Papilio FM transmitter

Transmitting signals is part of Software Defined Radio (SDR). The goal here is to build a simple FM transmitter using a Papilio and then explore what is possible from there. Perhaps change the pitch of the sound of the beeps as the signal is being transmitted.

This project is to take a previously done project with a spartan 6 lx9 *FM Transmitter and make it work on a spartan 3E XC3S250E. The software has modified to send an SOS signal using two different tones.
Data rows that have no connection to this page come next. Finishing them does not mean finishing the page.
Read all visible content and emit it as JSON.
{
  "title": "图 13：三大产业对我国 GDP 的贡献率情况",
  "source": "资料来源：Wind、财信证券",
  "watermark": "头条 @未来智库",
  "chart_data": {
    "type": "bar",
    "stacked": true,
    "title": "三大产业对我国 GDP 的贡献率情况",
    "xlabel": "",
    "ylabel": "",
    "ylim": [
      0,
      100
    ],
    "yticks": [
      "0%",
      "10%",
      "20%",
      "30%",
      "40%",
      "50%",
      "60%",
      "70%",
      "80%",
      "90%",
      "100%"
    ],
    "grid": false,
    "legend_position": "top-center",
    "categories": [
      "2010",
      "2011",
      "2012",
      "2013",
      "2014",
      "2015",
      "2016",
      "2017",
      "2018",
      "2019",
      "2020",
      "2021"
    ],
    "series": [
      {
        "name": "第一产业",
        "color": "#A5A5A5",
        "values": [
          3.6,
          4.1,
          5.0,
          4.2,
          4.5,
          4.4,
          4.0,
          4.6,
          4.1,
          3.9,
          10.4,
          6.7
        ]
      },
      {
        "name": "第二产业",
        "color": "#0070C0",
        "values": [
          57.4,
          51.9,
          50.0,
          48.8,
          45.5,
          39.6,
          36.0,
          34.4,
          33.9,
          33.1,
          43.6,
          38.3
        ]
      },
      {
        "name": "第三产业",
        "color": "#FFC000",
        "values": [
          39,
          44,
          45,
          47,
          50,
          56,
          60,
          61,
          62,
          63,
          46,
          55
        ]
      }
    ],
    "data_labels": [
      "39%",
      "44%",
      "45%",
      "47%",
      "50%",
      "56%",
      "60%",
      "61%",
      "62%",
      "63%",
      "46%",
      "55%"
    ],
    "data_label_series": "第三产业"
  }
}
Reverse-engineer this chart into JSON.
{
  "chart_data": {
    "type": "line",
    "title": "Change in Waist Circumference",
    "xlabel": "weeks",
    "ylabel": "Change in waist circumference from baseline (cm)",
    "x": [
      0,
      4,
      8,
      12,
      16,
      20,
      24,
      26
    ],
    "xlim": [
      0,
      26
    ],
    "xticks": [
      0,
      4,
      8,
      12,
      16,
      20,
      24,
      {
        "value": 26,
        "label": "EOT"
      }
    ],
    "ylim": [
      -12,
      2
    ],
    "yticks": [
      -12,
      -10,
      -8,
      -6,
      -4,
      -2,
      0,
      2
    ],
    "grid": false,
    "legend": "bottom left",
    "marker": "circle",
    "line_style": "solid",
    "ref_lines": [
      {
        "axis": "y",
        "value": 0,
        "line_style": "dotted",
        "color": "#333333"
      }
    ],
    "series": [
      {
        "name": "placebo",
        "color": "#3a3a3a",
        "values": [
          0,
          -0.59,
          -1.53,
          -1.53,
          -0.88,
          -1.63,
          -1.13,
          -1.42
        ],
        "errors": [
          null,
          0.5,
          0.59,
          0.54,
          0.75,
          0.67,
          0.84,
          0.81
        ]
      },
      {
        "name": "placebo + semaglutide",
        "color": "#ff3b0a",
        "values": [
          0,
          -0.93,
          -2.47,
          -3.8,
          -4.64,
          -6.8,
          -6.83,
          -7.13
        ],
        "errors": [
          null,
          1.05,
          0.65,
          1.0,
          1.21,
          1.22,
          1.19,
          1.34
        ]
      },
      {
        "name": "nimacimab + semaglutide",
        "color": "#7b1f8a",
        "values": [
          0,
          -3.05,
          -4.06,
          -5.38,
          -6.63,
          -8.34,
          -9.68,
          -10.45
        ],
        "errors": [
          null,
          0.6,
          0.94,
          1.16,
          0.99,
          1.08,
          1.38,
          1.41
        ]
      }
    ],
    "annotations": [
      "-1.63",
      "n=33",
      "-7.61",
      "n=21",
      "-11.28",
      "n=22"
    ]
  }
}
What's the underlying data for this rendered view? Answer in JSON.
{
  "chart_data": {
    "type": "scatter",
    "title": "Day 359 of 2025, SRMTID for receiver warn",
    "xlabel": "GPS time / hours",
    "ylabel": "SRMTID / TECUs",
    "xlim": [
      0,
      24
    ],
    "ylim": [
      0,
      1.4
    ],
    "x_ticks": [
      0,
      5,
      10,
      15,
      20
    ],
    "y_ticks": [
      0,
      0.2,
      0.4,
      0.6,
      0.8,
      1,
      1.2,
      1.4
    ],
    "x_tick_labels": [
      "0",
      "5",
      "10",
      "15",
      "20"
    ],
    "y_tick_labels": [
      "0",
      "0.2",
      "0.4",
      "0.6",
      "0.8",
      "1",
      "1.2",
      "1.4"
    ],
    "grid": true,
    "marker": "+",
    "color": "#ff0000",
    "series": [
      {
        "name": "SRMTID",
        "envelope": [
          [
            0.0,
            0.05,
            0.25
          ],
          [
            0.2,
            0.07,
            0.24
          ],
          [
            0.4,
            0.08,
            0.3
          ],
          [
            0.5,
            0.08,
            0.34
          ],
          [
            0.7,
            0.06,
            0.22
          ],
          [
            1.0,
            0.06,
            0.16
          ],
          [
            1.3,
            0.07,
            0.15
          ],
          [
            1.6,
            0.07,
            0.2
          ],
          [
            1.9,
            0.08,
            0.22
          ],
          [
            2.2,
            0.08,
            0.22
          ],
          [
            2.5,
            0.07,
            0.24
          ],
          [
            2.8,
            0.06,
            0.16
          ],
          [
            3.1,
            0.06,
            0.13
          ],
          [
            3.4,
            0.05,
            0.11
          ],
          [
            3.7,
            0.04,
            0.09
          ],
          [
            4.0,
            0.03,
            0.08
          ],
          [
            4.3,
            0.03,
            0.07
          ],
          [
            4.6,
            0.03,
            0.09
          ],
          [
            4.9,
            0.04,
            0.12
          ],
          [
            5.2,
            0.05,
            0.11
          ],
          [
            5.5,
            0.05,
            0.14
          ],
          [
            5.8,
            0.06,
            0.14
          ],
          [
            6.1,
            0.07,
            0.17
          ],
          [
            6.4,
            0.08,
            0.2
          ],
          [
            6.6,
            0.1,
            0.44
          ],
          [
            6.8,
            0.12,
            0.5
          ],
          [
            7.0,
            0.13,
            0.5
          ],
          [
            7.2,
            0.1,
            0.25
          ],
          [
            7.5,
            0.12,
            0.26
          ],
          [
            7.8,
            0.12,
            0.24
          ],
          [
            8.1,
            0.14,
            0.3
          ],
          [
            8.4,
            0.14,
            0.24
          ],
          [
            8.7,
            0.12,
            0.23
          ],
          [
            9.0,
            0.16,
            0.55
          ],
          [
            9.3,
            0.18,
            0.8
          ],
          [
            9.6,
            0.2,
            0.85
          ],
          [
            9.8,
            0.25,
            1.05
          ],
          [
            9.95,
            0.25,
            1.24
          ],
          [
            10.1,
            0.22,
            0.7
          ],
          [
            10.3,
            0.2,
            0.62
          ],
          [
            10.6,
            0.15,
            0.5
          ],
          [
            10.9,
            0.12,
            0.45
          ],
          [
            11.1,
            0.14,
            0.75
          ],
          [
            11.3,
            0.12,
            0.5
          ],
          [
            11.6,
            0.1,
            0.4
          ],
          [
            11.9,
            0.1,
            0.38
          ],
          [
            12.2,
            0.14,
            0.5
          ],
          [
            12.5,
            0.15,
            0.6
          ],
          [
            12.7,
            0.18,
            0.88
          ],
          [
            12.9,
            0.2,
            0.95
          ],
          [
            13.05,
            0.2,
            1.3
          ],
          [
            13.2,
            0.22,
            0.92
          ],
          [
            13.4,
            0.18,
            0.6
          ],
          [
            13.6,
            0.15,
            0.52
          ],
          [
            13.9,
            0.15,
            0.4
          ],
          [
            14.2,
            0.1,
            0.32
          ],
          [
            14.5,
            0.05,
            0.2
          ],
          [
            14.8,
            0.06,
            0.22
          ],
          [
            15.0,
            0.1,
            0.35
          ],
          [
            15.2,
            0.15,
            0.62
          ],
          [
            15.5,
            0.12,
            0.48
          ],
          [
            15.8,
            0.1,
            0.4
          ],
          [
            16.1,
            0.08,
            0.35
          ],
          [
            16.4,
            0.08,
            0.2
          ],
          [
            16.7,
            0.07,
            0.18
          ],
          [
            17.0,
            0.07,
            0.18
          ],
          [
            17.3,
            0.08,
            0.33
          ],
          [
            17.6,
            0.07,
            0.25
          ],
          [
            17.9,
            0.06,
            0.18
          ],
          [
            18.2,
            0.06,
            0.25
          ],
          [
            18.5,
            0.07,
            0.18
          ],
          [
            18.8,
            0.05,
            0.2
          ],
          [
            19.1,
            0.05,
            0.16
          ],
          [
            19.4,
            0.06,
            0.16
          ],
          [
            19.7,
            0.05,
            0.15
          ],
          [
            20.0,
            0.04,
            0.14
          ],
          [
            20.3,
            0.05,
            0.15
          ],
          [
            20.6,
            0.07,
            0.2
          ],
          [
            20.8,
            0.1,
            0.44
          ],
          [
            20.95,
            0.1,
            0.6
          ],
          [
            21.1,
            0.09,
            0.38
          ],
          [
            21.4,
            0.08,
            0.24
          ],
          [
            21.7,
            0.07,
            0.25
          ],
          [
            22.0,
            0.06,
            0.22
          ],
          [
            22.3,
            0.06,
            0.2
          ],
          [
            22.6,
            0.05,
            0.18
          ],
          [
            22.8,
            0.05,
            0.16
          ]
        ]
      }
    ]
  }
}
The idea is to build square pulses of different widths and then string them together to create a frequency. Two frequencies are necessary: tone 1, tone 2. If they are in the MHz region then an FM radio should be able to hear them if placed close to the radio. The carrier frequency selected by the radio will be subtracted from the frequency of the two tones to generate sound out of the speakers.

•  
  You only need to use the papilo. No wings or shields are necessary.
•  
  The VHDL used pin P18 on a 250K papilio

The circuit was implemented using the following code which is a slightly modified version of the starting point code above. It produces an SOS type of signal in two different tones.

library IEEE;
use IEEE.STD_LOGIC_1164.ALL;
use IEEE.NUMERIC_STD.ALL;

entity fm_xmit is
    Port ( CLKIN_IN : in  STD_LOGIC;
           antenna : out  STD_LOGIC);
end fm_xmit;

architecture Behavioral of fm_xmit is
   component clocking
   port ( CLKIN_IN  : in  std_logic;
         CLKFX_OUT : out std_logic
   );
   end component;
   
	
   signal CLKFX_OUT            : std_logic;
   signal shift_ctr         : unsigned (4 downto 0) := (others => '0');
   signal phase_accumulator : unsigned (31 downto 0) := (others => '0');
   signal beep_counter      : unsigned (19 downto 0):= (others => '0');-- gives a 305Hz beep signal
   signal message           : std_logic_vector(33 downto 0) := "1010100011101110111000101010000000";
   signal pitch             : std_logic_vector(33 downto 0) :="1010100000000000000000101010000000";


begin
  antenna <= std_logic(phase_accumulator(31));
  
 fast_clock : clocking port map (
      CLKIN_IN => CLKIN_IN,
      CLKFX_OUT => CLKFX_OUT
   );  
  
   process(CLKFX_OUT)
   begin
      if rising_edge(CLKFX_OUT) then
         if beep_counter = x"FFFFF" then
            if shift_ctr = "00000" then
               message <= message(0) & message(33 downto 1);
               pitch   <= pitch(0) & pitch(33 downto 1);
				end if;
            shift_ctr <= shift_ctr + 1;
         end if;      
         
         -- The constants are calculated as (desired freq)/320Mhz*2^32
         if message(0) = '1' then
            if beep_counter(19) = '1' and pitch(0) ='0' then
               phase_accumulator <= phase_accumulator + 1222381325; -- gives a 91075kHz signal               
            else
               phase_accumulator <= phase_accumulator + 1220381325; -- gives 90925kHz signal
            end if;
         else 
            phase_accumulator <= phase_accumulator + 1221381325; -- gives 91000kHz signal
         end if;
         
         beep_counter <= beep_counter+1;
      end if;
   end process;
end Behavioral;

•  
  The settings for the DCM Ip clock.
•  
  DCM setting output frequency

The radio is not a normal. A normal radio tunes at 89.9, 90.1, 90.3 but not in between. This radio tunes to all channels inbetween. This made it easier to find the optimum channel ... by searching. Can see that the demonstration video below that it was done at 91.2 MHz which is not a normal FM channel. It is exactly in the middle of two commercial broadcast FM channels: 91.1 and 91.3 MHz.

video

• Do the math and figure out what 91.2 Mghz is the best carrier frequency of the two tones generated.
• Build external circuit to create a band pass filter centered on 91.2 MHz within a 100KHz band.
• Add the logicstart megawing and use the switches to switch to different frequencies, and display the frequencies being used on the LED's.